Referendum 1993: the "Yes Yes No Yes" campaign

When the Soviet Union fell in December 1991, the Russian Federation that replaced it had two organs of elected power. One was the Russian Soviet Federated Socialist Republic (RSFSR)’s republican Congress of People’s Deputies, elected in 1990 for a five-year term. The other was the President of the RSFSR, a post the Congress created in 1991. Boris Yeltsin (1931-2007) was originally the head of the Congress, and won the RSFSR presidency in June 1991. By 1992, both the Congress and Yeltsin himself had realized that further constitutional reforms were necessary, even as everyone involved remained shaky on “basic” democratic concepts like the separation of powers.
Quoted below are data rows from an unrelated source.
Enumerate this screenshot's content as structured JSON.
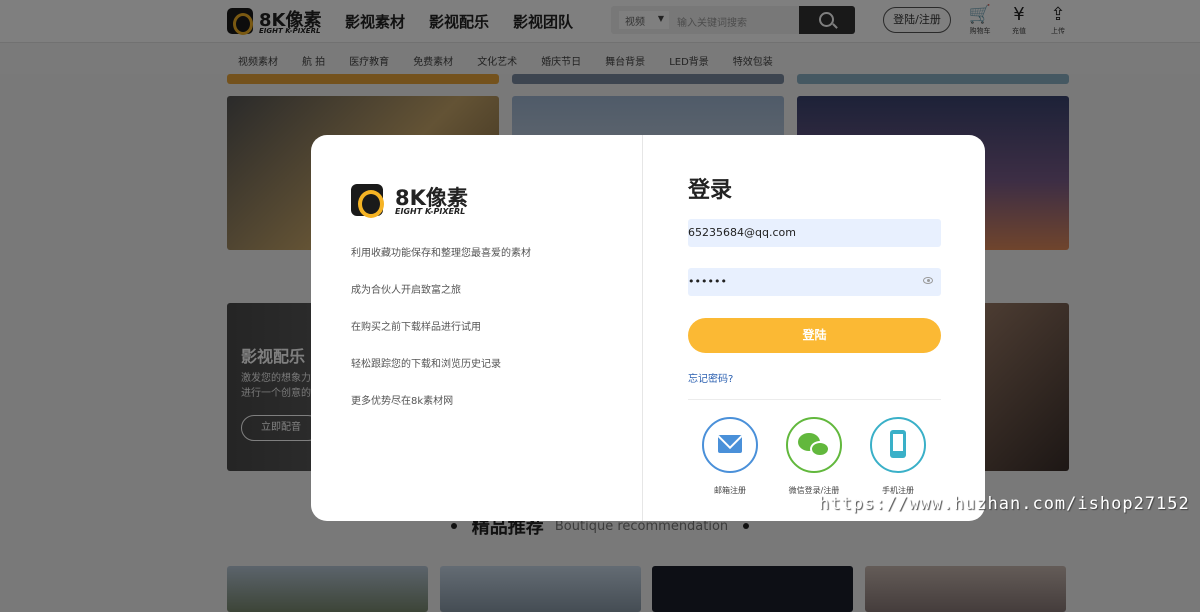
{
  "header": {
    "logo_title": "8K像素",
    "logo_sub": "EIGHT K-PIXERL",
    "nav": [
      "影视素材",
      "影视配乐",
      "影视团队"
    ],
    "search_select": "视频",
    "search_placeholder": "输入关键词搜索",
    "login_label": "登陆/注册",
    "icons": [
      {
        "name": "cart-icon",
        "glyph": "🛒",
        "label": "购物车"
      },
      {
        "name": "yen-icon",
        "glyph": "¥",
        "label": "充值"
      },
      {
        "name": "upload-icon",
        "glyph": "⇪",
        "label": "上传"
      }
    ]
  },
  "subnav": [
    "视频素材",
    "航 拍",
    "医疗教育",
    "免费素材",
    "文化艺术",
    "婚庆节日",
    "舞台背景",
    "LED背景",
    "特效包装"
  ],
  "banner": {
    "title": "影视配乐",
    "subtitle_1": "激发您的想象力",
    "subtitle_2": "进行一个创意的",
    "button": "立即配音"
  },
  "recommend": {
    "title": "精品推荐",
    "subtitle": "Boutique recommendation"
  },
  "modal": {
    "logo_title": "8K像素",
    "logo_sub": "EIGHT K-PIXERL",
    "features": [
      "利用收藏功能保存和整理您最喜爱的素材",
      "成为合伙人开启致富之旅",
      "在购买之前下载样品进行试用",
      "轻松跟踪您的下载和浏览历史记录",
      "更多优势尽在8k素材网"
    ],
    "title": "登录",
    "email_value": "65235684@qq.com",
    "password_value": "••••••",
    "submit_label": "登陆",
    "forgot_label": "忘记密码?",
    "social": [
      {
        "name": "email-register",
        "label": "邮箱注册"
      },
      {
        "name": "wechat-login",
        "label": "微信登录/注册"
      },
      {
        "name": "phone-register",
        "label": "手机注册"
      }
    ]
  },
  "watermark": "https://www.huzhan.com/ishop27152",
  "colors": {
    "accent": "#fbb934",
    "brand_dark": "#1a1a1a",
    "link": "#2a5fb0"
  }
}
The muddled nature of early post-Soviet democracy became a huge problem when Yeltsin began carrying out economic reforms that drew opposition from his own parliament. By December 1992, Yeltsin no longer had majority support in the Congress, even among his own pro-democracy coalition. In March 1993, Yeltsin unilaterally announced a referendum that would potentially trigger the dissolution of the Congress. In response, the Congress voted to depose Yeltsin, but came short of the required supermajority. Finally, both sides agreed that a referendum would indeed take place on 25 April, and collaborated on a questionnaire containing four Yes/ No queries:

1. Do you have confidence in the president of the Russian Federation, Boris Yeltsin?
2. Do you approve of the socioeconomic policies of the president and RF government since 1992?
3. Do you believe early elections of the RF president should take place?
4. Do you believe early elections of the People’s Deputies of the RF should take place?
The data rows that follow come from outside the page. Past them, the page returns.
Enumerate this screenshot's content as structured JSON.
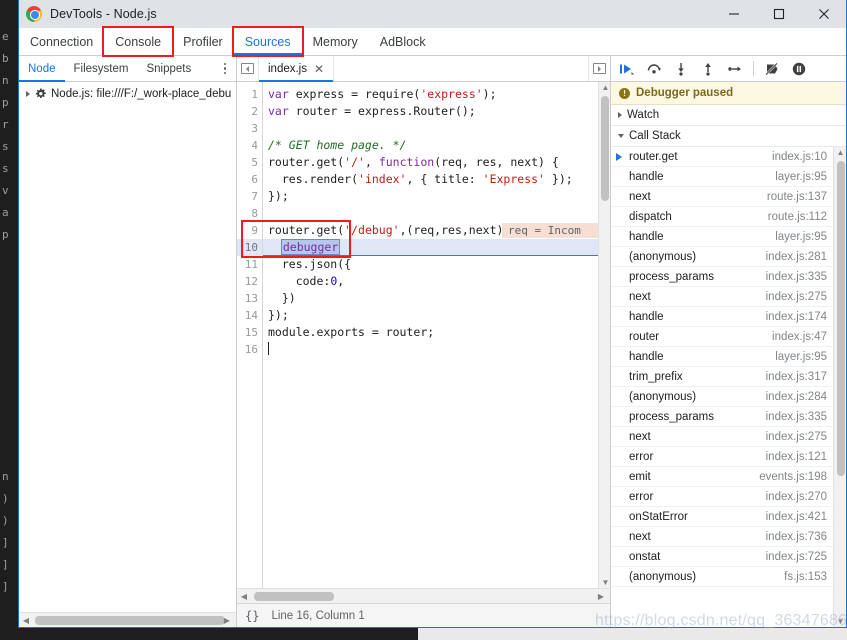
{
  "window": {
    "title": "DevTools - Node.js",
    "logo_icon": "chrome-logo-icon",
    "controls": {
      "minimize": "—",
      "maximize": "☐",
      "close": "✕"
    }
  },
  "primary_tabs": [
    {
      "label": "Connection",
      "active": false
    },
    {
      "label": "Console",
      "active": false,
      "annotated": true
    },
    {
      "label": "Profiler",
      "active": false
    },
    {
      "label": "Sources",
      "active": true,
      "annotated": true
    },
    {
      "label": "Memory",
      "active": false
    },
    {
      "label": "AdBlock",
      "active": false
    }
  ],
  "navigator": {
    "tabs": [
      {
        "label": "Node",
        "active": true
      },
      {
        "label": "Filesystem",
        "active": false
      },
      {
        "label": "Snippets",
        "active": false
      }
    ],
    "more_icon": "kebab-menu-icon",
    "tree": {
      "expand_icon": "triangle-right-icon",
      "node_icon": "gear-icon",
      "label": "Node.js: file:///F:/_work-place_debu"
    }
  },
  "editor": {
    "panel_left_icon": "collapse-left-icon",
    "panel_right_icon": "expand-right-icon",
    "tab": {
      "label": "index.js",
      "close_icon": "close-icon"
    },
    "inline_hint": "req = Incom",
    "lines": [
      {
        "n": 1,
        "tokens": [
          {
            "t": "var",
            "c": "kw"
          },
          {
            "t": " express = ",
            "c": "pl"
          },
          {
            "t": "require",
            "c": "pl"
          },
          {
            "t": "(",
            "c": "pl"
          },
          {
            "t": "'express'",
            "c": "str"
          },
          {
            "t": ");",
            "c": "pl"
          }
        ]
      },
      {
        "n": 2,
        "tokens": [
          {
            "t": "var",
            "c": "kw"
          },
          {
            "t": " router = express.Router();",
            "c": "pl"
          }
        ]
      },
      {
        "n": 3,
        "tokens": []
      },
      {
        "n": 4,
        "tokens": [
          {
            "t": "/* GET home page. */",
            "c": "com"
          }
        ]
      },
      {
        "n": 5,
        "tokens": [
          {
            "t": "router.get(",
            "c": "pl"
          },
          {
            "t": "'/'",
            "c": "str"
          },
          {
            "t": ", ",
            "c": "pl"
          },
          {
            "t": "function",
            "c": "kw"
          },
          {
            "t": "(req, res, next) {",
            "c": "pl"
          }
        ]
      },
      {
        "n": 6,
        "tokens": [
          {
            "t": "  res.render(",
            "c": "pl"
          },
          {
            "t": "'index'",
            "c": "str"
          },
          {
            "t": ", { title: ",
            "c": "pl"
          },
          {
            "t": "'Express'",
            "c": "str"
          },
          {
            "t": " });",
            "c": "pl"
          }
        ]
      },
      {
        "n": 7,
        "tokens": [
          {
            "t": "});",
            "c": "pl"
          }
        ]
      },
      {
        "n": 8,
        "tokens": []
      },
      {
        "n": 9,
        "tokens": [
          {
            "t": "router.get(",
            "c": "pl"
          },
          {
            "t": "'/debug'",
            "c": "str"
          },
          {
            "t": ",(req,res,next)=>{",
            "c": "pl"
          }
        ]
      },
      {
        "n": 10,
        "tokens": [
          {
            "t": "  ",
            "c": "pl"
          },
          {
            "t": "debugger",
            "c": "kw sel-token"
          }
        ],
        "paused": true
      },
      {
        "n": 11,
        "tokens": [
          {
            "t": "  res.json({",
            "c": "pl"
          }
        ]
      },
      {
        "n": 12,
        "tokens": [
          {
            "t": "    code:",
            "c": "pl"
          },
          {
            "t": "0",
            "c": "num"
          },
          {
            "t": ",",
            "c": "pl"
          }
        ]
      },
      {
        "n": 13,
        "tokens": [
          {
            "t": "  })",
            "c": "pl"
          }
        ]
      },
      {
        "n": 14,
        "tokens": [
          {
            "t": "});",
            "c": "pl"
          }
        ]
      },
      {
        "n": 15,
        "tokens": [
          {
            "t": "module.exports = router;",
            "c": "pl"
          }
        ]
      },
      {
        "n": 16,
        "tokens": []
      }
    ]
  },
  "statusbar": {
    "pretty_print_icon": "{}",
    "position": "Line 16, Column 1"
  },
  "debug_toolbar": [
    {
      "icon": "resume-script-icon",
      "active": true
    },
    {
      "icon": "step-over-icon",
      "active": false
    },
    {
      "icon": "step-into-icon",
      "active": false
    },
    {
      "icon": "step-out-icon",
      "active": false
    },
    {
      "icon": "step-icon",
      "active": false
    },
    {
      "icon": "deactivate-breakpoints-icon",
      "active": false
    },
    {
      "icon": "pause-on-exceptions-icon",
      "active": false
    }
  ],
  "debugger_panel": {
    "banner": {
      "icon": "warning-icon",
      "text": "Debugger paused"
    },
    "watch": {
      "label": "Watch",
      "expanded": false
    },
    "call_stack": {
      "label": "Call Stack",
      "expanded": true
    },
    "frames": [
      {
        "name": "router.get",
        "location": "index.js:10",
        "current": true
      },
      {
        "name": "handle",
        "location": "layer.js:95",
        "current": false
      },
      {
        "name": "next",
        "location": "route.js:137",
        "current": false
      },
      {
        "name": "dispatch",
        "location": "route.js:112",
        "current": false
      },
      {
        "name": "handle",
        "location": "layer.js:95",
        "current": false
      },
      {
        "name": "(anonymous)",
        "location": "index.js:281",
        "current": false
      },
      {
        "name": "process_params",
        "location": "index.js:335",
        "current": false
      },
      {
        "name": "next",
        "location": "index.js:275",
        "current": false
      },
      {
        "name": "handle",
        "location": "index.js:174",
        "current": false
      },
      {
        "name": "router",
        "location": "index.js:47",
        "current": false
      },
      {
        "name": "handle",
        "location": "layer.js:95",
        "current": false
      },
      {
        "name": "trim_prefix",
        "location": "index.js:317",
        "current": false
      },
      {
        "name": "(anonymous)",
        "location": "index.js:284",
        "current": false
      },
      {
        "name": "process_params",
        "location": "index.js:335",
        "current": false
      },
      {
        "name": "next",
        "location": "index.js:275",
        "current": false
      },
      {
        "name": "error",
        "location": "index.js:121",
        "current": false
      },
      {
        "name": "emit",
        "location": "events.js:198",
        "current": false
      },
      {
        "name": "error",
        "location": "index.js:270",
        "current": false
      },
      {
        "name": "onStatError",
        "location": "index.js:421",
        "current": false
      },
      {
        "name": "next",
        "location": "index.js:736",
        "current": false
      },
      {
        "name": "onstat",
        "location": "index.js:725",
        "current": false
      },
      {
        "name": "(anonymous)",
        "location": "fs.js:153",
        "current": false
      }
    ]
  },
  "watermark": "https://blog.csdn.net/qq_36347686",
  "background_editor_lines": [
    "e",
    "b",
    "n",
    "p",
    "r",
    "s",
    "s",
    "v",
    "a",
    "p",
    "",
    "",
    "",
    "",
    "",
    "",
    "",
    "",
    "",
    "",
    "n",
    ")",
    ")",
    "]",
    "]",
    "]"
  ],
  "colors": {
    "accent": "#1a73e8",
    "annotation": "#ee1c1c",
    "paused_bg": "#fdf8e2",
    "paused_text": "#7a6a1f",
    "exec_line": "#dfe6f7",
    "string": "#c41a16",
    "keyword": "#7c28a5",
    "comment": "#236e25",
    "number": "#1c00cf",
    "hint_bg": "#f6ded2"
  }
}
Yeltsin campaigned for “Yes, Yes, No, Yes” responses to these questions, and the results—58.7% Yes on #1, 53.1% Yes on #2, 49.5% No on #3, and 67.2% Yes on #4—left him in a stronger position than the Congress. At the same time, he avoided early elections for the presidency only by a plurality (not a majority) of voters, and also came short of the simple majority of all registered voters required to trigger the dissolution of the Congress. Despite the appearance of victory for Yeltsin, then, the referendum produced only more stalemate. In September 1993, Yeltsin opted to dissolve the Congress by presidential fiat, triggering a weeklong Constitutional Crisis that concluded with the army shelling parliament on his orders. By the time it ended on 5 October 1993, the Crisis had ushered in a far more powerful presidency poised to become an authoritarian institution.
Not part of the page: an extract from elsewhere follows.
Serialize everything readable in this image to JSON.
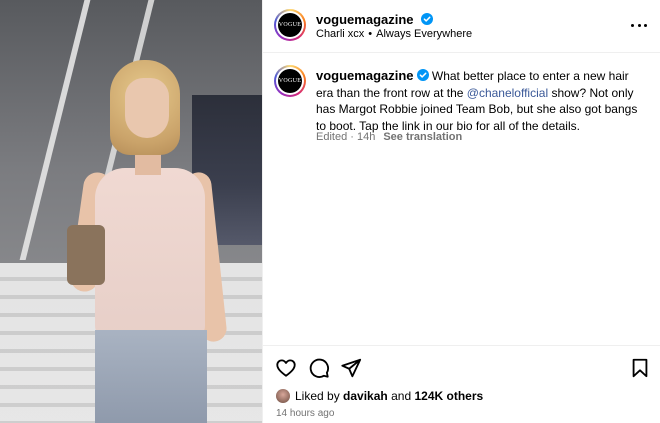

The “Yes, Yes, No, Yes” television campaign mixed footage of regular people with celebrity cameos, emphasizing that Yeltsin enjoyed broad support among those collectively engaged in the project of “building a new Russia.” At the same time, the specifics of that project went entirely unmentioned. The most extreme version of this missing substance occurs in pop star Alla Pugacheva’s (1949-) pop song, “Yes, Yes, No, Yes,” which contains no political rhetoric aside from its title. Despite its apparent vacuousness, however, Pugacheva’s Madonna-like stylings indirectly point to what “building a new Russia” meant in the popular culture of the time—the achievement of a general sense of Westernized normalcy.